Background information: Coyotes come into heat only once a year, beginning about now. Males, too, only can reproduce once a year. They begin producing sperm, through a process known as spermatogenesis, which takes, I’m told, two full months to accomplish. Neither male nor female coyotes are reproductively viable at any other time of the year. Coyotes are monogamous and mate for life. The parents work together to raise the young: family life is the essence of their existence. Gestation is about 63 days, and birthing takes place at the beginning of April.

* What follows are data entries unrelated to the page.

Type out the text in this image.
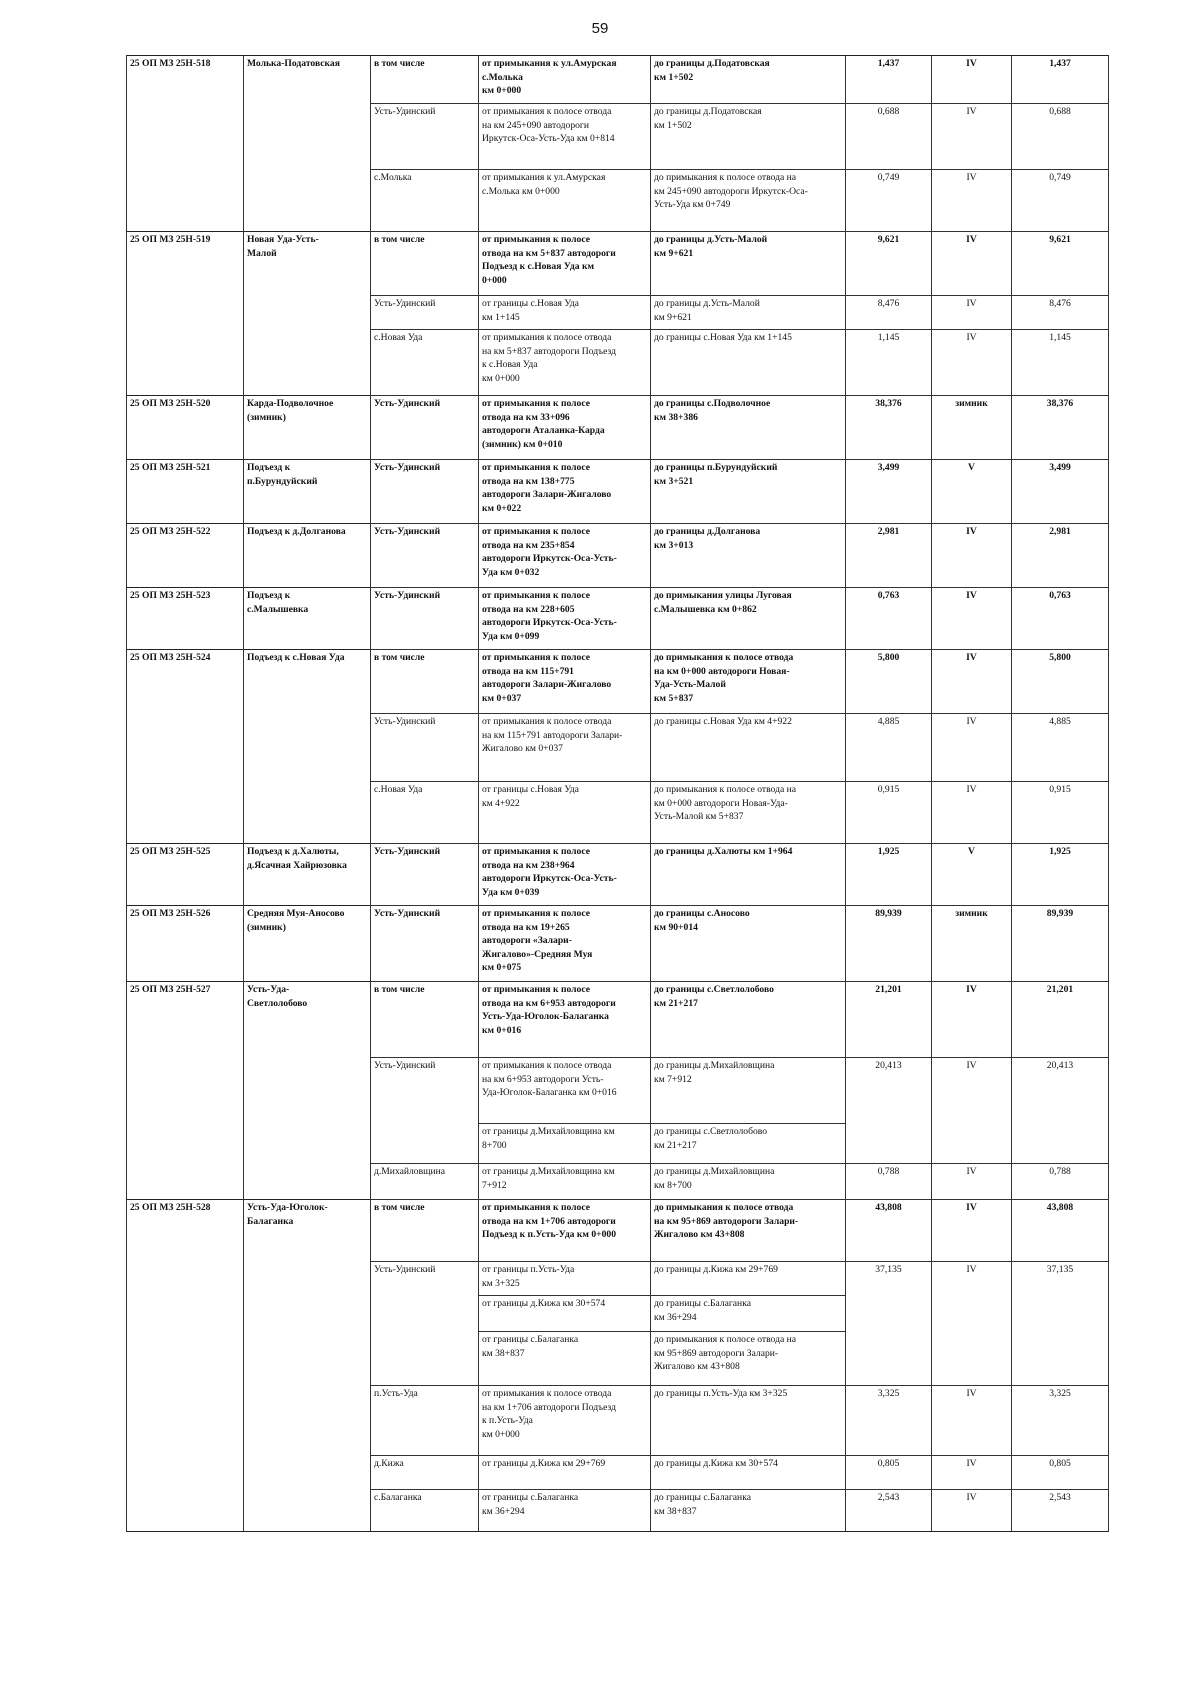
59
25 ОП МЗ 25Н-518	Молька-Податовская	в том числе	от примыкания к ул.Амурская
с.Молька
км 0+000	до границы д.Податовская
км 1+502	1,437	IV	1,437
		Усть-Удинский	от примыкания к полосе отвода
на км 245+090 автодороги
Иркутск-Оса-Усть-Уда км 0+814	до границы д.Податовская
км 1+502	0,688	IV	0,688
		с.Молька	от примыкания к ул.Амурская
с.Молька км 0+000	до примыкания к полосе отвода на
км 245+090 автодороги Иркутск-Оса-
Усть-Уда км 0+749	0,749	IV	0,749
25 ОП МЗ 25Н-519	Новая Уда-Усть-
Малой	в том числе	от примыкания к полосе
отвода на км 5+837 автодороги
Подъезд к с.Новая Уда км
0+000	до границы д.Усть-Малой
км 9+621	9,621	IV	9,621
		Усть-Удинский	от границы с.Новая Уда
км 1+145	до границы д.Усть-Малой
км 9+621	8,476	IV	8,476
		с.Новая Уда	от примыкания к полосе отвода
на км 5+837 автодороги Подъезд
к с.Новая Уда
км 0+000	до границы с.Новая Уда км 1+145	1,145	IV	1,145
25 ОП МЗ 25Н-520	Карда-Подволочное
(зимник)	Усть-Удинский	от примыкания к полосе
отвода на км 33+096
автодороги Аталанка-Карда
(зимник) км 0+010	до границы с.Подволочное
км 38+386	38,376	зимник	38,376
25 ОП МЗ 25Н-521	Подъезд к
п.Бурундуйский	Усть-Удинский	от примыкания к полосе
отвода на км 138+775
автодороги Залари-Жигалово
км 0+022	до границы п.Бурундуйский
км 3+521	3,499	V	3,499
25 ОП МЗ 25Н-522	Подъезд к д.Долганова	Усть-Удинский	от примыкания к полосе
отвода на км 235+854
автодороги Иркутск-Оса-Усть-
Уда км 0+032	до границы д.Долганова
км 3+013	2,981	IV	2,981
25 ОП МЗ 25Н-523	Подъезд к
с.Малышевка	Усть-Удинский	от примыкания к полосе
отвода на км 228+605
автодороги Иркутск-Оса-Усть-
Уда км 0+099	до примыкания улицы Луговая
с.Малышевка км 0+862	0,763	IV	0,763
25 ОП МЗ 25Н-524	Подъезд к с.Новая Уда	в том числе	от примыкания к полосе
отвода на км 115+791
автодороги Залари-Жигалово
км 0+037	до примыкания к полосе отвода
на км 0+000 автодороги Новая-
Уда-Усть-Малой
км 5+837	5,800	IV	5,800
		Усть-Удинский	от примыкания к полосе отвода
на км 115+791 автодороги Залари-
Жигалово км 0+037	до границы с.Новая Уда км 4+922	4,885	IV	4,885
		с.Новая Уда	от границы с.Новая Уда
км 4+922	до примыкания к полосе отвода на
км 0+000 автодороги Новая-Уда-
Усть-Малой км 5+837	0,915	IV	0,915
25 ОП МЗ 25Н-525	Подъезд к д.Халюты,
д.Ясачная Хайрюзовка	Усть-Удинский	от примыкания к полосе
отвода на км 238+964
автодороги Иркутск-Оса-Усть-
Уда км 0+039	до границы д.Халюты км 1+964	1,925	V	1,925
25 ОП МЗ 25Н-526	Средняя Муя-Аносово
(зимник)	Усть-Удинский	от примыкания к полосе
отвода на км 19+265
автодороги «Залари-
Жигалово»-Средняя Муя
км 0+075	до границы с.Аносово
км 90+014	89,939	зимник	89,939
25 ОП МЗ 25Н-527	Усть-Уда-
Светлолобово	в том числе	от примыкания к полосе
отвода на км 6+953 автодороги
Усть-Уда-Юголок-Балаганка
км 0+016	до границы с.Светлолобово
км 21+217	21,201	IV	21,201
		Усть-Удинский	от примыкания к полосе отвода
на км 6+953 автодороги Усть-
Уда-Юголок-Балаганка км 0+016	до границы д.Михайловщина
км 7+912	20,413	IV	20,413
			от границы д.Михайловщина км
8+700	до границы с.Светлолобово
км 21+217			
		д.Михайловщина	от границы д.Михайловщина км
7+912	до границы д.Михайловщина
км 8+700	0,788	IV	0,788
25 ОП МЗ 25Н-528	Усть-Уда-Юголок-
Балаганка	в том числе	от примыкания к полосе
отвода на км 1+706 автодороги
Подъезд к п.Усть-Уда км 0+000	до примыкания к полосе отвода
на км 95+869 автодороги Залари-
Жигалово км 43+808	43,808	IV	43,808
		Усть-Удинский	от границы п.Усть-Уда
км 3+325	до границы д.Кижа км 29+769	37,135	IV	37,135
			от границы д.Кижа км 30+574	до границы с.Балаганка
км 36+294			
			от границы с.Балаганка
км 38+837	до примыкания к полосе отвода на
км 95+869 автодороги Залари-
Жигалово км 43+808			
		п.Усть-Уда	от примыкания к полосе отвода
на км 1+706 автодороги Подъезд
к п.Усть-Уда
км 0+000	до границы п.Усть-Уда км 3+325	3,325	IV	3,325
		д.Кижа	от границы д.Кижа км 29+769	до границы д.Кижа км 30+574	0,805	IV	0,805
		с.Балаганка	от границы с.Балаганка
км 36+294	до границы с.Балаганка
км 38+837	2,543	IV	2,543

The ritual you can see here involves the male who initially, ever so casually, approaches the female as she hunts. She snaps at him a couple of times and runs off — but this phase of their dance doesn’t last longer than a few minutes. Her snapping appears to be more of a love bite. She crouches or slithers on the ground, and she rolls onto her back and seems to invite him to sniff her and “play” with her. She also crouches low with her rump up in his face. He sniffs her reproductive organs, but also stands over her in a humped position as she lies on her back, and she sniffs his from her lying down position.  Although the 52 slides I’m posting (out of about 360) were taken in the dark and are blurry, you can still see what is going on between these two.